By Zach Thomas
Arizona Daily Wildcat
The UA is now ranked 16th in research and development spending among all U.S. universities according to a recent national survey.
The University of Arizona, which spent $270 million in fiscal year 1994, jumped from $235.5 million the previous fiscal year.
The rankings, published annually by the National Science Foundation based in Washington, D.C., also placed the UA 11th in research and development spending among U.S. public universities.
"What this report establishes is that our faculty continues to be competitive nationally," said Michael Cusanovich, vice president for research and graduate studies.
Cusanovich stressed that dollars aren't the only way to rank research.
"Our strengths lie in the optics and astronomy areas and in the physical sciences," he said. "Agriculture has also moved up substantially in the rankings."
The difference in undergraduate and graduate research funding was unavailable, Cusanovich said.
The UA has received $293 million for the 1995 fiscal year, indicating that it may maintain its current ranking next year.
The university had a 14 percent increase in awards for fiscal 1995, Cusanovich said. "Based on that, we expect a significant improvement in the research expenditures."
The high expenditure ranking also indicates competitiveness on the national level.
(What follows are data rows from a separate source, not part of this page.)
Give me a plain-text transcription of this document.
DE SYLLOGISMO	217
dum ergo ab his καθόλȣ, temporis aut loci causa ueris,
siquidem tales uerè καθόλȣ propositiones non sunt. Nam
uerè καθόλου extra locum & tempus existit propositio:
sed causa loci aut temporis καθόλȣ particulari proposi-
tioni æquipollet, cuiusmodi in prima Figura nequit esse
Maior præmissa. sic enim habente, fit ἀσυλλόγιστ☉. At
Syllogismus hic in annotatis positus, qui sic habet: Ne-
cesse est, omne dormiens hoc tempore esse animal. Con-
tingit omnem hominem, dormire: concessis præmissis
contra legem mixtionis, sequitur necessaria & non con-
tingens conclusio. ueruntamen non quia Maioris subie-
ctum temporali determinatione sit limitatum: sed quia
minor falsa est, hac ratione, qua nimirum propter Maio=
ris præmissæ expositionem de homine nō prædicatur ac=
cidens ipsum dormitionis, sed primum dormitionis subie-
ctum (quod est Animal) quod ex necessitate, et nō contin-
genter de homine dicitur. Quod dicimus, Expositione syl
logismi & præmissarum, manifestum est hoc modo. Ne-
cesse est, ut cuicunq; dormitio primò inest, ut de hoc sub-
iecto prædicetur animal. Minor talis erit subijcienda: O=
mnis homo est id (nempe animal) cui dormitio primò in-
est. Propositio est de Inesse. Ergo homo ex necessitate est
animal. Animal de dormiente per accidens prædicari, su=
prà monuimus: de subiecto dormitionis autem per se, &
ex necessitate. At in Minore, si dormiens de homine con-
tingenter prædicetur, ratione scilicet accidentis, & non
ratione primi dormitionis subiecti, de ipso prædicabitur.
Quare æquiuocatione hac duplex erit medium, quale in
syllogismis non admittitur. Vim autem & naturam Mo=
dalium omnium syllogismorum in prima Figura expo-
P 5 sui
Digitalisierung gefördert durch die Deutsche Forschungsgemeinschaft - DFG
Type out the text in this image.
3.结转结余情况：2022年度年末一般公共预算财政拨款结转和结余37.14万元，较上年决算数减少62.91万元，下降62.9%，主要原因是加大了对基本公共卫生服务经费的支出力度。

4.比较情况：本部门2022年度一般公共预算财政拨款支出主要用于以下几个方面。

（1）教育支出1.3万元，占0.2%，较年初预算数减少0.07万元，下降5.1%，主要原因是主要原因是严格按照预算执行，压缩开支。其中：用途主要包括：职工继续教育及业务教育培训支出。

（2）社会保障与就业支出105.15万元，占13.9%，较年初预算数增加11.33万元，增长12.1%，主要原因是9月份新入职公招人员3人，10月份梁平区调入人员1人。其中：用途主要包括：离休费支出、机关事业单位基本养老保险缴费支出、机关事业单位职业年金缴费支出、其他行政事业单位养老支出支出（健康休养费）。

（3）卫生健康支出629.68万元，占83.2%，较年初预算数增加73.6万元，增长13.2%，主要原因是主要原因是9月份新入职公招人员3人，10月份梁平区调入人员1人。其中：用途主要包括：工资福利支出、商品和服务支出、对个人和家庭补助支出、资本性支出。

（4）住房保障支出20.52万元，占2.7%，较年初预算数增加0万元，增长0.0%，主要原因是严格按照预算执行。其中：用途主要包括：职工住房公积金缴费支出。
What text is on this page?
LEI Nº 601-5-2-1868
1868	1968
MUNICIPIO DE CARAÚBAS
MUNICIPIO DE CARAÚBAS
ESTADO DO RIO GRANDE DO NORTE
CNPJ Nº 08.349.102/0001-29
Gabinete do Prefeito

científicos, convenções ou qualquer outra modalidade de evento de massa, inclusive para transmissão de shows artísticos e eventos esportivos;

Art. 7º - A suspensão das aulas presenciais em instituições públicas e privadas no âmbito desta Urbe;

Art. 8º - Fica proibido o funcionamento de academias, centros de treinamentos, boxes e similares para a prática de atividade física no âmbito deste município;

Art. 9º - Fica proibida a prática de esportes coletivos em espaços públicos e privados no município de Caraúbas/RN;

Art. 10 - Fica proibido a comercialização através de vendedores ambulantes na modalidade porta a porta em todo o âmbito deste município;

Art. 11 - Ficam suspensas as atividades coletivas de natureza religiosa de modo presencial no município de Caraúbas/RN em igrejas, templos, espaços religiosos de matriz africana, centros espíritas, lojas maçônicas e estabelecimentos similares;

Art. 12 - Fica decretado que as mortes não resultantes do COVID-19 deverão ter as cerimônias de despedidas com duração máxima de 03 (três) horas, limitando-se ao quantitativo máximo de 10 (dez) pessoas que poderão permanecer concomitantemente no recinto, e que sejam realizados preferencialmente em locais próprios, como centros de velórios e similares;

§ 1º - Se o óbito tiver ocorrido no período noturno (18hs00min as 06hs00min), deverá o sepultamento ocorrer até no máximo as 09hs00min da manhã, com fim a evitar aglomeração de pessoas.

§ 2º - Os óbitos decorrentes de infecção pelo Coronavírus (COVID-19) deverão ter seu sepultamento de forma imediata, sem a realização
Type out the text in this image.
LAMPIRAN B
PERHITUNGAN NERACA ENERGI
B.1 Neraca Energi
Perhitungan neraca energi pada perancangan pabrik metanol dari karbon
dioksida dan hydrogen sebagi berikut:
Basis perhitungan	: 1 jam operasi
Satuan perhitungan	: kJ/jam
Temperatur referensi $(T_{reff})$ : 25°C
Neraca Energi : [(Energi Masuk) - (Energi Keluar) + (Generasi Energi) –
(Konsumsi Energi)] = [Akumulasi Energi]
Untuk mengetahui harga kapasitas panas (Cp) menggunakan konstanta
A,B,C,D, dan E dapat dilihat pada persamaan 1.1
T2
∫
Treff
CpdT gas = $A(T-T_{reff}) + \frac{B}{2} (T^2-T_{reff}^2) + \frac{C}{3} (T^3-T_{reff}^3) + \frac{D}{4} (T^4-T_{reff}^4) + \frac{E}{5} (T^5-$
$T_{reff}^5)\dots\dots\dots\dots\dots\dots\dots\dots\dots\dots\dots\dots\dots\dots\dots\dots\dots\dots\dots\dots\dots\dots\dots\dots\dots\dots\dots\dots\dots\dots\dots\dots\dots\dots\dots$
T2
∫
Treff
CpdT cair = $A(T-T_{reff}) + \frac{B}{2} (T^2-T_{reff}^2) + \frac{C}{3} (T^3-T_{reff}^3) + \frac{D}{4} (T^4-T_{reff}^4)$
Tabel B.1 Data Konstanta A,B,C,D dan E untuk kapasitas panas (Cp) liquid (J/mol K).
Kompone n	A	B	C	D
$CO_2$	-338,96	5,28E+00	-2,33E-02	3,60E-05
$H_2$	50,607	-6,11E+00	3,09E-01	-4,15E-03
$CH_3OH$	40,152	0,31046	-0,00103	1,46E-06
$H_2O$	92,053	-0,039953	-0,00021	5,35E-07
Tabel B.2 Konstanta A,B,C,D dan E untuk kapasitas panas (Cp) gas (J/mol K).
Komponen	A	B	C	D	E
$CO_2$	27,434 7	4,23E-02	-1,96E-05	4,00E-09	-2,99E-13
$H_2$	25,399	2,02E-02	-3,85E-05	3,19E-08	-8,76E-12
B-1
The National Science Foundation, for example, only funds 10 to 15 percent of the proposals it receives, Cusanovich said.
"The success that the UA has achieved is wholly based on the talent of our faculty," said Charles Geoffrion, associate vice president for research. "All of this comes at a time when there are more people chasing fewer dollars."
The largest UA research and development expenditures were made by science with $108.2 million, followed by: medicine, $73.2 million; agriculture, $22.8 million; engineering and mines, $18.6 million; vice president for Student Affairs, $12.9 million; senior vice president for Academic Affairs and provost, $10.5 million; vice president for research, $10.5 million; social and behavioral sciences, $8.5 million; pharmacy, $7.6 million; president's office, $7.25 million; education, $4.6 million; nursing, $3.1 million; and business and public administration, $2.5 million.